Nash Finch Company
- Type: Public
- Traded as: Nasdaq: NAFC
- Industry: Retailer Distribution
- Founded: 1885; 141 years ago
- Defunct: November 19, 2013; 12 years ago
- Fate: Merged into SpartanNash
- Headquarters: Edina, Minnesota
- Products: Private label grocery brands
- Number of employees: 8,134 (2012)
- Subsidiaries: Various chains

= Nash Finch Company =

Defunct American food distribution company

The Nash Finch Company was an American food distribution and retail company based in Edina, Minnesota (a suburb of Minneapolis). Nash Finch was involved in food distribution to private companies - primarily independent supermarkets, and military commissaries - and the operation of retail stores. At the time of its 2013 merger with Spartan Stores, Nash Finch was the second largest publicly traded wholesale food distributor in the United States, in terms of revenue, with $5.21 billion in annual sales; Nash Finch was also a Fortune 500 company.

On July 22, 2013, Spartan Stores announced its acquisition of Nash Finch in a $1.3 billion stock-swap. On November 19, 2013, the two companies completed their merger and formed a new company, SpartanNash.

==History==
The origins of the Nash Finch Company can be traced back to 1885 when Fred Nash opened a small candy and tobacco shop in the Dakota Territory town of Devils Lake. Soon, Nash opened another store with his two brothers in Grand Forks, North Dakota. In the late 1880s, Edgar and Willis, the brothers, joined Fred in opening a fruit distribution business. In 1899, the Nash brothers hired Harry Finch as an employee to sort lemons. In 1904, the Nash brothers made their first acquisition of a wholesale distributor in Minot, North Dakota, while Finch acquired a warehouse in Grand Forks. Additional expansions occurred through 1912. the company later began a partnership with produce brokerage company C.H. Robinson Company, which would later acquire what would later become Nash Finch. In 1919, the company moved to Minneapolis, Minnesota.

The brothers expanded into distribution with operations in Texas and California and, by 1921, owned over 60 companies. The same year, the Nash brothers' and Finch's companies were incorporated into a new company named Nash Finch Company. The following year, in 1922, the company began selling Nash's Toasted Coffee and other products at its stores. Finch was appointed president in 1926. In the 1930s, Nash Finch launched its private-label store brand, "Our Family", which still remains in use by SpartanNash.

In the 1950s, Nash Finch expanded its customer list to include corporate-owned chains to their existing independent mom-and-pop grocers. A 17-store supermarket chain was purchased in 1954. In 1964, Nash Finch opened up Warehouse Market, a warehouse-style store, in St. Cloud, Minnesota.

In 1976, the employees of C.H. Robinson acquired Nash Finch, becoming an employee owned company. In 1983, Nash Finch became a publicly traded company; it was listed on the Nasdaq under the ticker symbol "NAFC". In 1984, Nash Finch acquired the North Carolina–based supermarket chain M.H. McLean, thus expanding into the southeastern United States.

In 2002, Nash Finch opened Avanza, a Hispanic-themed grocery store, followed in 2008 by Family Fresh Market, a store specializing in organic foods. In 2009, the military division of Nash Finch acquired three distribution centers. In 2012, Nash Finch acquired two chains, No Frills Supermarkets and Bag 'N Save, which operated 18 and 12 stores respectively.

The company suffered a $93 million loss by the end of 2012.

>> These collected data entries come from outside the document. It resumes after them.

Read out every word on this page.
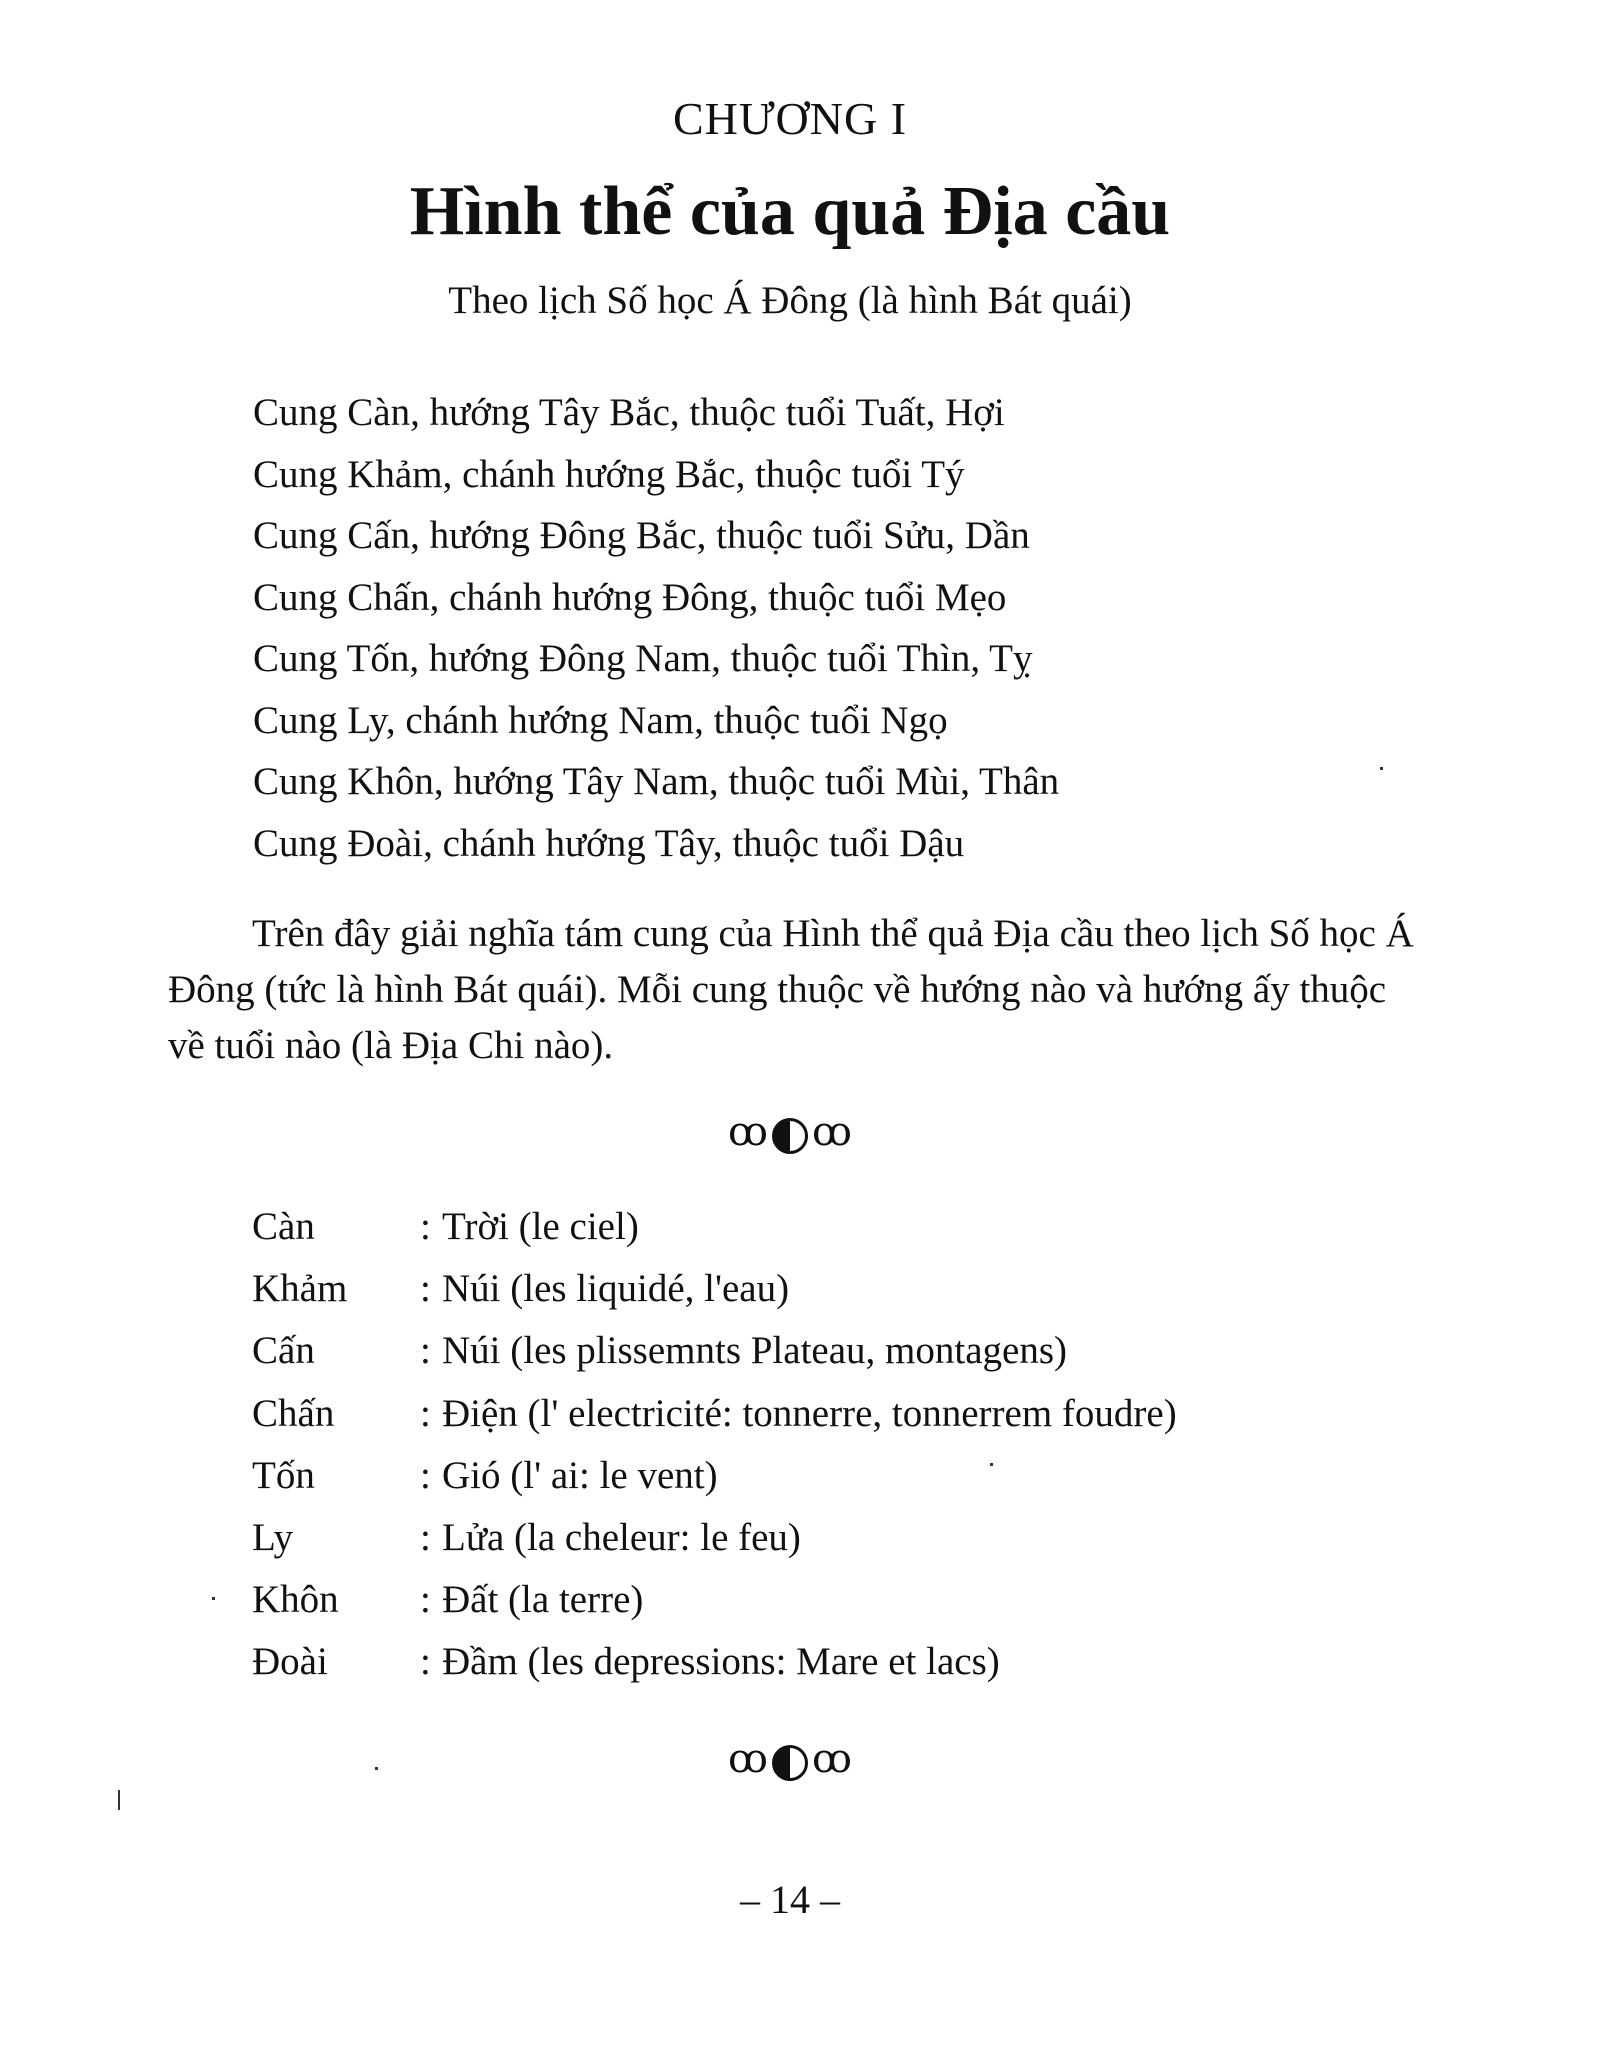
CHƯƠNG I
Hình thể của quả Địa cầu
Theo lịch Số học Á Đông (là hình Bát quái)
Cung Càn, hướng Tây Bắc, thuộc tuổi Tuất, Hợi
Cung Khảm, chánh hướng Bắc, thuộc tuổi Tý
Cung Cấn, hướng Đông Bắc, thuộc tuổi Sửu, Dần
Cung Chấn, chánh hướng Đông, thuộc tuổi Mẹo
Cung Tốn, hướng Đông Nam, thuộc tuổi Thìn, Tỵ
Cung Ly, chánh hướng Nam, thuộc tuổi Ngọ
Cung Khôn, hướng Tây Nam, thuộc tuổi Mùi, Thân
Cung Đoài, chánh hướng Tây, thuộc tuổi Dậu
Trên đây giải nghĩa tám cung của Hình thể quả Địa cầu theo lịch Số học Á Đông (tức là hình Bát quái). Mỗi cung thuộc về hướng nào và hướng ấy thuộc về tuổi nào (là Địa Chi nào).
ꝏ ꝏ
Càn	: Trời (le ciel)
Khảm : Núi (les liquidé, l'eau)
Cấn	: Núi (les plissemnts Plateau, montagens)
Chấn : Điện (l' electricité: tonnerre, tonnerrem foudre)
Tốn	: Gió (l' ai: le vent)
Ly	: Lửa (la cheleur: le feu)
Khôn : Đất (la terre)
Đoài : Đầm (les depressions: Mare et lacs)
ꝏ ꝏ
– 14 –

===Merger with Spartan Stores===
On July 22, 2013, Spartan Stores announced that it would merge with Nash Finch Company. The merger was completed on November 19, 2013, resulting in the formation of SpartanNash Company. Under terms of the $1.3 billion deal, each Nash Finch share would convert to 1.2 shares of Spartan Stores stock. Spartan retained 57.7% of the combined company while Nash owns 42.3% of the approximately 38 million outstanding stock shares. Integration and transaction closing-related costs of approximately $17 million to $18 million will be recorded in the quarter ending December 28, 2013.

==Operations==
Nash Finch served the retail grocery industry and the military commissary and exchange systems. The company distributed food products and provides support services to a variety of retail formats including conventional supermarkets, military commissaries, multicultural stores and extreme value stores.

Nash Finch Company's core business, food distribution, served independent retailers and military commissaries in 36 states, the District of Columbia, Europe, Cuba, Puerto Rico, the Azores and Egypt.

Nash Finch also operated retail stores under the banners Avanza Supermarket, Bag 'N Save, Econofoods, Family Fresh Market, Family Thrift Center, No Frills Supermarkets (United States), Pick 'n Save, Prairie Market, SunMart Foods, Savers Choice, Wholesale Food Outlet, Piggly Wiggly, Warehouse Market, Food Bonanza, Economart, Jack & Jill, Me Too, Clifton’s and Smittys Big Town.